ClustrixDB is designed with a shared-nothing architecture, the only architecture proved to scale near linearly as you add nodes. The key characteristic of a shared-nothing architecture is that every node owns part of the data, evenly dividing responsibility for reading and writing to the data and reducing contention.
Every node has a query compiler and can accept queries. The database engine processes local data within each node. The data map is replicated on all nodes and knows where each primary and secondary key lives.
2Intelligent Data Distribution
ClustrixDB automatically distributes the data across the cluster–all tables are sliced using consistent hashing, and distributed across all the cluster nodes. There are a minimum of two copies of every slice, allowing high-availability. Clustrix’s patented Rebalancer ensures that the data and the workload are distributed evenly across the cluster, operating in the background and avoiding query performance degredation.
The patented slicing done by ClustrixDB is superior to sharding and sharding-like approaches followed by other databases. Sharding distributes based on primary key only, and secondary indexes are co-located with the primary row. When you do a lookup by secondary key, the database doesn’t know which node to go to, causing broadcasts. ClustrixDB has independent distribution for primary and secondary indexes, removing broadcasts and making the cluster scale linearly.

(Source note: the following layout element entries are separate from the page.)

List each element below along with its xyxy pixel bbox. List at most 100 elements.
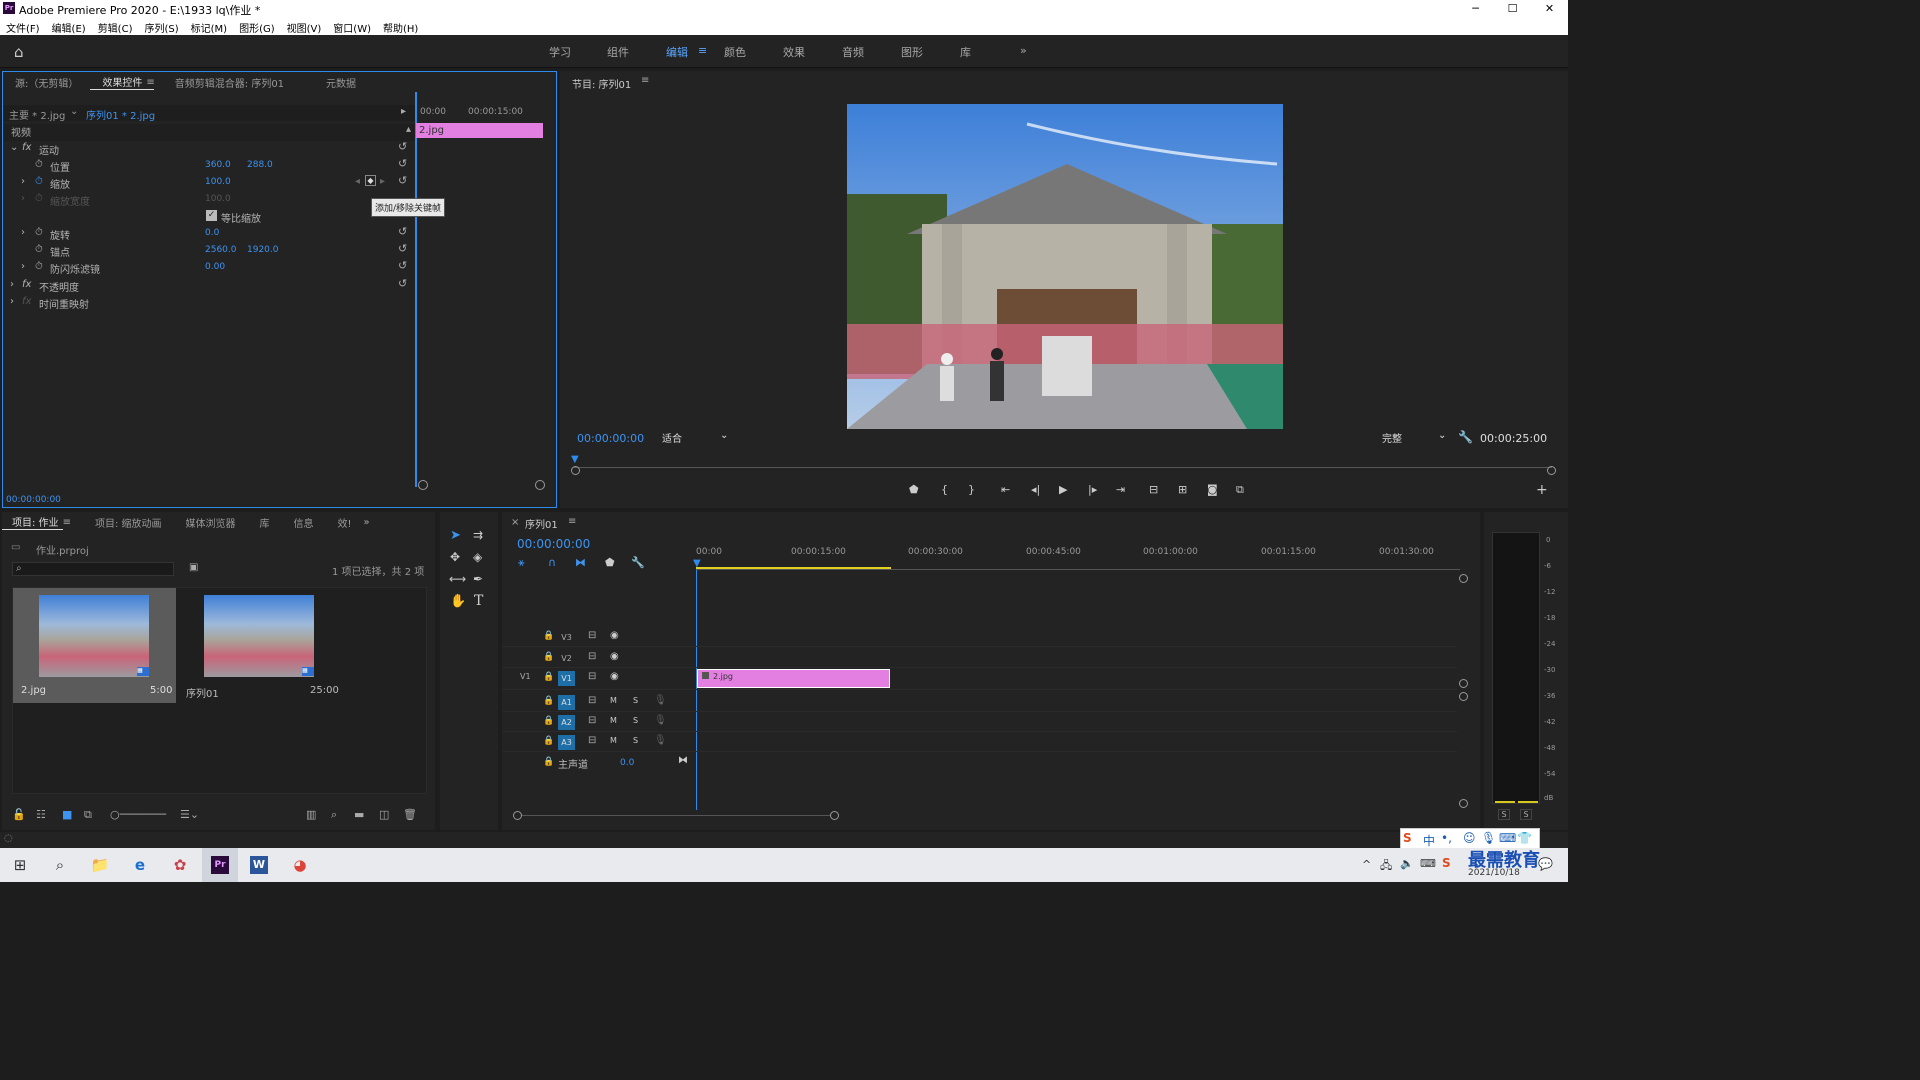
search-icon[interactable]: ⌕ [50, 856, 70, 874]
go-to-end-icon[interactable]: ⧓ [678, 755, 688, 766]
fx-icon[interactable]: fx [22, 142, 31, 153]
v-scroll-handle[interactable] [1459, 574, 1468, 583]
word-icon[interactable]: W [250, 856, 268, 874]
reset-icon[interactable]: ↺ [398, 277, 407, 290]
minimize-button[interactable]: ─ [1457, 0, 1494, 17]
timeline-clip-2jpg[interactable]: 2.jpg [697, 669, 890, 688]
ripple-edit-tool-icon[interactable]: ✥ [450, 550, 460, 564]
reset-icon[interactable]: ↺ [398, 174, 407, 187]
menu-view[interactable]: 视图(V) [281, 17, 328, 35]
tab-source[interactable]: 源:（无剪辑） [3, 75, 90, 90]
position-x-value[interactable]: 360.0 [205, 160, 231, 170]
home-icon[interactable]: ⌂ [14, 43, 32, 61]
zoom-handle-left[interactable] [571, 466, 580, 475]
tab-menu-icon[interactable]: ≡ [63, 517, 71, 528]
type-tool-icon[interactable]: T [474, 593, 483, 609]
master-volume-value[interactable]: 0.0 [620, 758, 634, 768]
track-target-a2[interactable]: A2 [558, 715, 575, 730]
sync-lock-icon[interactable]: ⊟ [588, 715, 596, 726]
expand-chevron-icon[interactable]: › [10, 279, 14, 290]
panel-menu-icon[interactable]: ≡ [641, 75, 649, 86]
mic-icon[interactable]: 🎙 [654, 715, 667, 726]
tab-effect-controls[interactable]: 效果控件 [90, 74, 155, 90]
track-target-v2[interactable]: V2 [558, 651, 575, 666]
expand-chevron-icon[interactable]: ⌄ [10, 142, 18, 153]
menu-marker[interactable]: 标记(M) [185, 17, 233, 35]
ws-menu-icon[interactable]: ≡ [698, 44, 707, 57]
list-view-icon[interactable]: ☷ [36, 808, 46, 821]
mute-button[interactable]: M [610, 716, 617, 725]
mark-in-icon[interactable]: { [941, 483, 948, 496]
mute-button[interactable]: M [610, 736, 617, 745]
program-video-frame[interactable] [847, 104, 1283, 429]
eye-icon[interactable]: ◉ [610, 671, 619, 682]
edge-browser-icon[interactable]: e [130, 856, 150, 874]
go-to-in-icon[interactable]: ⇤ [1001, 483, 1010, 496]
lock-icon[interactable]: 🔒 [543, 652, 554, 662]
sync-lock-icon[interactable]: ⊟ [588, 695, 596, 706]
lock-icon[interactable]: 🔒 [543, 696, 554, 706]
icon-view-icon[interactable]: ■ [62, 808, 72, 821]
collapse-arrow-icon[interactable]: ▴ [406, 124, 411, 135]
windows-start-icon[interactable]: ⊞ [10, 856, 30, 874]
menu-clip[interactable]: 剪辑(C) [92, 17, 139, 35]
timeline-ruler[interactable]: 00:00 00:00:15:00 00:00:30:00 00:00:45:0… [696, 544, 1460, 572]
eye-icon[interactable]: ◉ [610, 651, 619, 662]
lock-icon[interactable]: 🔒 [543, 757, 554, 767]
stopwatch-icon[interactable]: ⏱ [35, 176, 43, 187]
solo-button[interactable]: S [633, 716, 638, 725]
find-icon[interactable]: ⌕ [331, 808, 337, 822]
reset-icon[interactable]: ↺ [398, 259, 407, 272]
tab-project-homework[interactable]: 项目: 作业 [2, 514, 63, 530]
freeform-view-icon[interactable]: ⧉ [84, 808, 92, 822]
solo-left-button[interactable]: S [1498, 809, 1510, 820]
file-explorer-icon[interactable]: 📁 [90, 856, 110, 874]
snap-icon[interactable]: ∩ [548, 556, 556, 569]
sync-lock-icon[interactable]: ⊟ [588, 671, 596, 682]
app-icon[interactable]: ✿ [170, 856, 190, 874]
solo-right-button[interactable]: S [1520, 809, 1532, 820]
keyboard-icon[interactable]: ⌨ [1499, 831, 1516, 845]
voice-icon[interactable]: 🎙 [1481, 831, 1496, 845]
go-to-out-icon[interactable]: ⇥ [1116, 483, 1125, 496]
new-bin-from-search-icon[interactable]: ▣ [189, 562, 198, 573]
ws-editing[interactable]: 编辑 [666, 44, 688, 60]
chevron-down-icon[interactable]: ⌄ [70, 106, 78, 117]
ws-more[interactable]: » [1020, 44, 1027, 57]
h-zoom-handle-left[interactable] [513, 811, 522, 820]
ws-audio[interactable]: 音频 [842, 44, 864, 60]
menu-edit[interactable]: 编辑(E) [46, 17, 92, 35]
stopwatch-icon[interactable]: ⏱ [35, 244, 43, 255]
lock-icon[interactable]: 🔒 [543, 716, 554, 726]
tab-libraries[interactable]: 库 [248, 515, 282, 530]
new-bin-icon[interactable]: ▬ [354, 808, 364, 821]
anchor-x-value[interactable]: 2560.0 [205, 245, 237, 255]
project-item-2jpg[interactable]: ▦ 2.jpg 5:00 [13, 588, 176, 703]
zoom-slider[interactable]: ○─────── [110, 808, 166, 821]
timeline-tab[interactable]: 序列01 [525, 516, 558, 531]
taskbar-active-premiere[interactable]: Pr [202, 848, 238, 882]
reset-icon[interactable]: ↺ [398, 242, 407, 255]
menu-help[interactable]: 帮助(H) [377, 17, 424, 35]
program-title[interactable]: 节目: 序列01 [572, 76, 631, 91]
add-marker-icon[interactable]: ⬟ [605, 556, 615, 569]
add-button-icon[interactable]: + [1536, 482, 1548, 498]
reset-icon[interactable]: ↺ [398, 225, 407, 238]
trash-icon[interactable]: 🗑 [403, 808, 417, 821]
sort-icon[interactable]: ☰⌄ [180, 808, 199, 821]
add-marker-icon[interactable]: ⬟ [909, 483, 919, 496]
mini-clip-bar[interactable]: 2.jpg [416, 123, 543, 138]
stopwatch-icon[interactable]: ⏱ [35, 261, 43, 272]
tab-menu-icon[interactable]: ≡ [146, 77, 154, 88]
prev-keyframe-icon[interactable]: ◂ [355, 176, 360, 187]
extract-icon[interactable]: ⊞ [1178, 483, 1187, 496]
tab-media-browser[interactable]: 媒体浏览器 [174, 515, 248, 530]
track-target-v1[interactable]: V1 [558, 671, 575, 686]
program-timecode[interactable]: 00:00:00:00 [577, 432, 644, 445]
sync-lock-icon[interactable]: ⊟ [588, 735, 596, 746]
wrench-icon[interactable]: 🔧 [1458, 430, 1473, 444]
sogou-tray-icon[interactable]: S [1442, 856, 1451, 870]
mic-icon[interactable]: 🎙 [654, 735, 667, 746]
lift-icon[interactable]: ⊟ [1149, 483, 1158, 496]
chrome-icon[interactable]: ◕ [290, 856, 310, 874]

3Distributed Query Processing
ClustrixDB moves code to where the data is rather than pulling data to the query node. This approach minimizes data movement across the cluster. As the number of queries grows, data motion across the cluster is minimized, allowing ClustrixDB to scale linearly. This strategy also ensures that only one node is trying to write to any piece of data, reducing contention.
Other primary databases pull data to the query node, causing data motion across the cluster on every query. Also, multiple nodes can try to write to the same data at the same time, causing contention. These databases do not scale linearly.